One; I did the work that I did because I happen to be very good at it. Nothing more. Also, this same skill set could have also made me a wedding planner or an assistant to a Senator or many things; all which would have given satisfaction.
Two; my boss assumed that my passion would make me do his show. In other words, this passion would make me blind.
I don’t know when these three words began being used and popping up in this way. Typically I blame the media and characters like Barney the Dinosaur. But it is everywhere today; our children are encouraged to find their passion and follow their dream when they really need to find out what they are good at doing. I think. Maybe.

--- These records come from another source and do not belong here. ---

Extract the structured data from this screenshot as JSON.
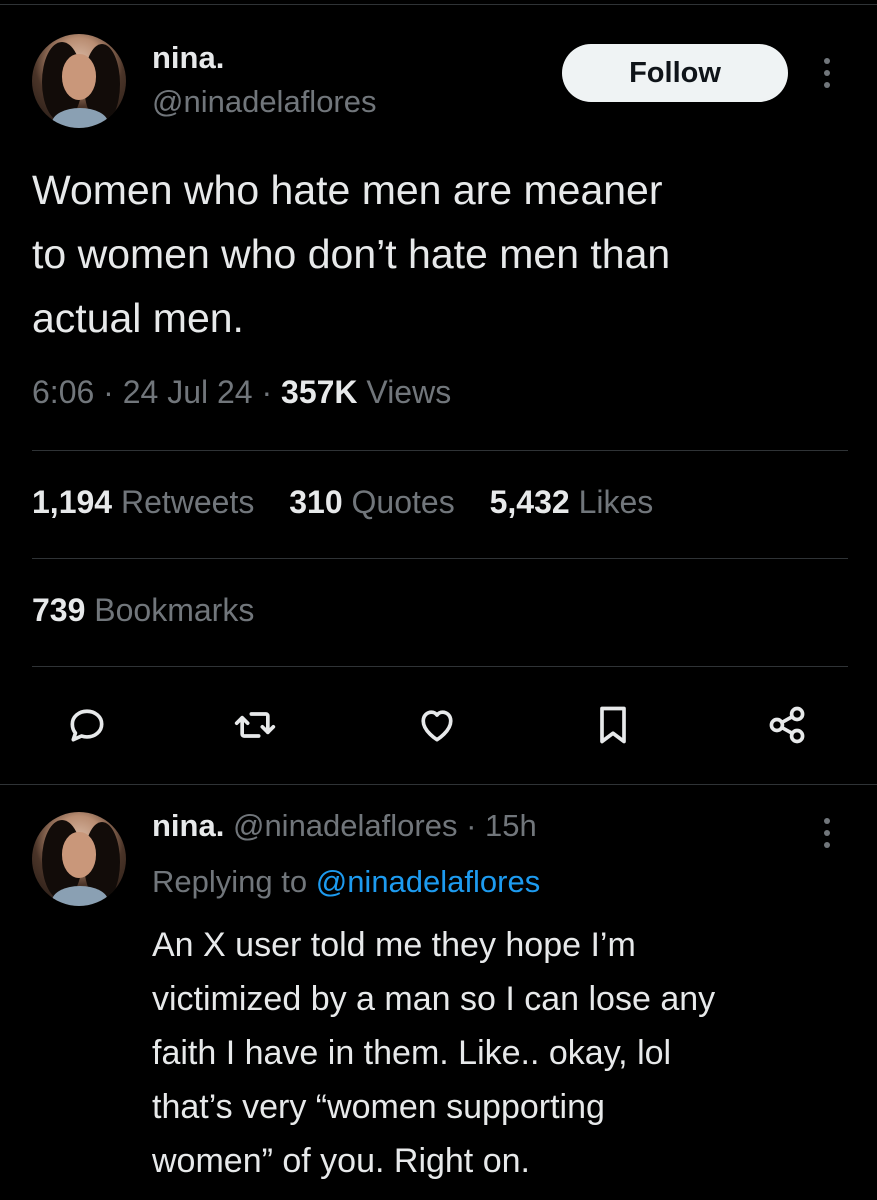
{
  "tweet": {
    "display_name": "nina.",
    "handle": "@ninadelaflores",
    "follow_label": "Follow",
    "text": "Women who hate men are meaner\nto women who don’t hate men than\nactual men.",
    "time": "6:06",
    "sep1": " · ",
    "date": "24 Jul 24",
    "sep2": " · ",
    "views_count": "357K",
    "views_label": " Views",
    "stats": {
      "retweets_count": "1,194",
      "retweets_label": "Retweets",
      "quotes_count": "310",
      "quotes_label": "Quotes",
      "likes_count": "5,432",
      "likes_label": "Likes",
      "bookmarks_count": "739",
      "bookmarks_label": "Bookmarks"
    },
    "actions": [
      "reply-icon",
      "retweet-icon",
      "heart-icon",
      "bookmark-icon",
      "share-icon"
    ]
  },
  "reply": {
    "display_name": "nina.",
    "handle": "@ninadelaflores",
    "dot": " · ",
    "time_ago": "15h",
    "replying_prefix": "Replying to ",
    "replying_handle": "@ninadelaflores",
    "text": "An X user told me they hope I’m\nvictimized by a man so I can lose any\nfaith I have in them. Like.. okay, lol\nthat’s very “women supporting\nwomen” of you. Right on."
  },
  "colors": {
    "background": "#000000",
    "text_primary": "#e7e9ea",
    "text_secondary": "#71767b",
    "link": "#1d9bf0",
    "divider": "#2f3336",
    "follow_bg": "#eff3f4"
  }
}
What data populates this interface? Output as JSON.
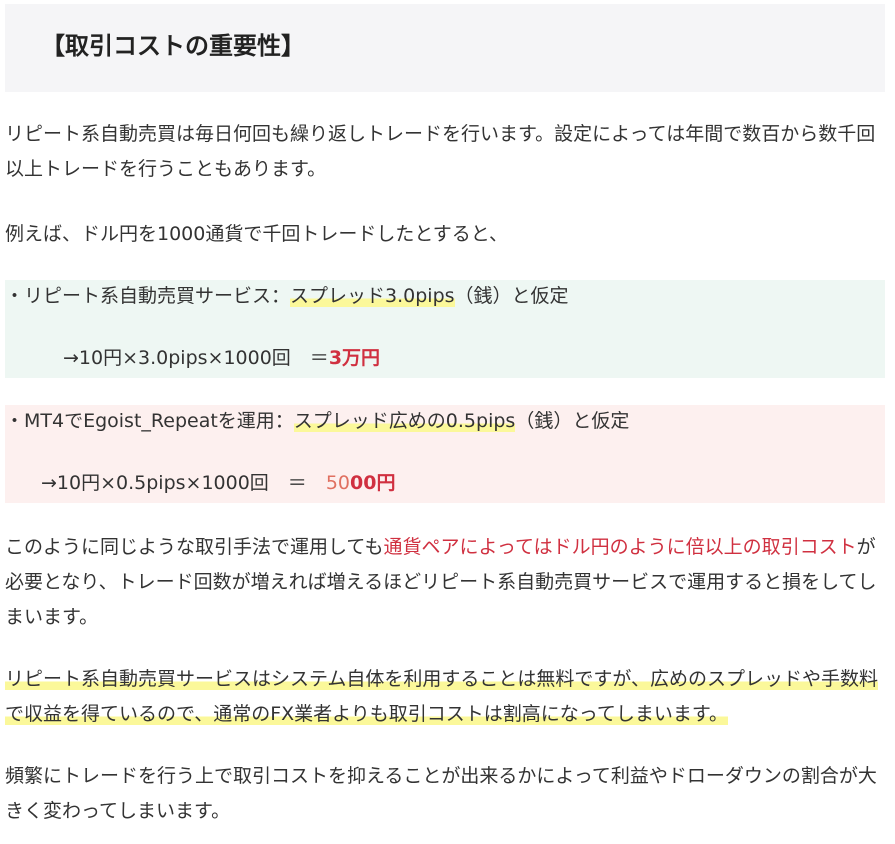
{
  "heading": "【取引コストの重要性】",
  "p1": "リピート系自動売買は毎日何回も繰り返しトレードを行います。設定によっては年間で数百から数千回以上トレードを行うこともあります。",
  "p2": "例えば、ドル円を1000通貨で千回トレードしたとすると、",
  "box1": {
    "prefix": "・リピート系自動売買サービス：",
    "highlight": "スプレッド3.0pips",
    "suffix": "（銭）と仮定",
    "calc": "→10円×3.0pips×1000回　＝",
    "result": "3万円"
  },
  "box2": {
    "prefix": "・MT4でEgoist_Repeatを運用：",
    "highlight": "スプレッド広めの0.5pips",
    "suffix": "（銭）と仮定",
    "calc": "→10円×0.5pips×1000回　＝　",
    "result_a": "50",
    "result_b": "00円"
  },
  "p3": {
    "a": "このように同じような取引手法で運用しても",
    "red": "通貨ペアによってはドル円のように倍以上の取引コスト",
    "b": "が必要となり、トレード回数が増えれば増えるほどリピート系自動売買サービスで運用すると損をしてしまいます。"
  },
  "p4": "リピート系自動売買サービスはシステム自体を利用することは無料ですが、広めのスプレッドや手数料で収益を得ているので、通常のFX業者よりも取引コストは割高になってしまいます。",
  "p5": "頻繁にトレードを行う上で取引コストを抑えることが出来るかによって利益やドローダウンの割合が大きく変わってしまいます。"
}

There was a running gag on the Hannah Montana show. It was about Miley becoming a star and the odds are one in a million. She says, “What if I am that one?” It is a good question and we feel that it is worth it to explore.
Miley Cyrus was a success story, one in a million. She got the job acting in Hannah Montana at the age of 13, when the part was written for 15. Amazing talent; but we can’t ignore that she came with a famous dad who would be on the show and a famous godmother, Dolly Parton, who agreed to guest. Maybe that made the producers look at her again.
It is strange today. When someone tells you that they have a passion to do something, it is implied that we should do everything to make that dream come true.
Dangerous stuff, if you ask me. It makes you blind.
I love this post Kubla. though I have been a proponent of finding passion at work and life it is a two edged sword. It can be a healthy passion for doing work or engaging in things you enjoy mightily, or it can be obsessive and harmful. Like some religious fanatics we know about. I’ve come to think that there is something to just trying to make the present moment as meaningful as possible, while not forgetting the importance of thinking about and planning the future.Living in the present versus striving for the future makes a whole lot of sense to me. Nice work Kubla.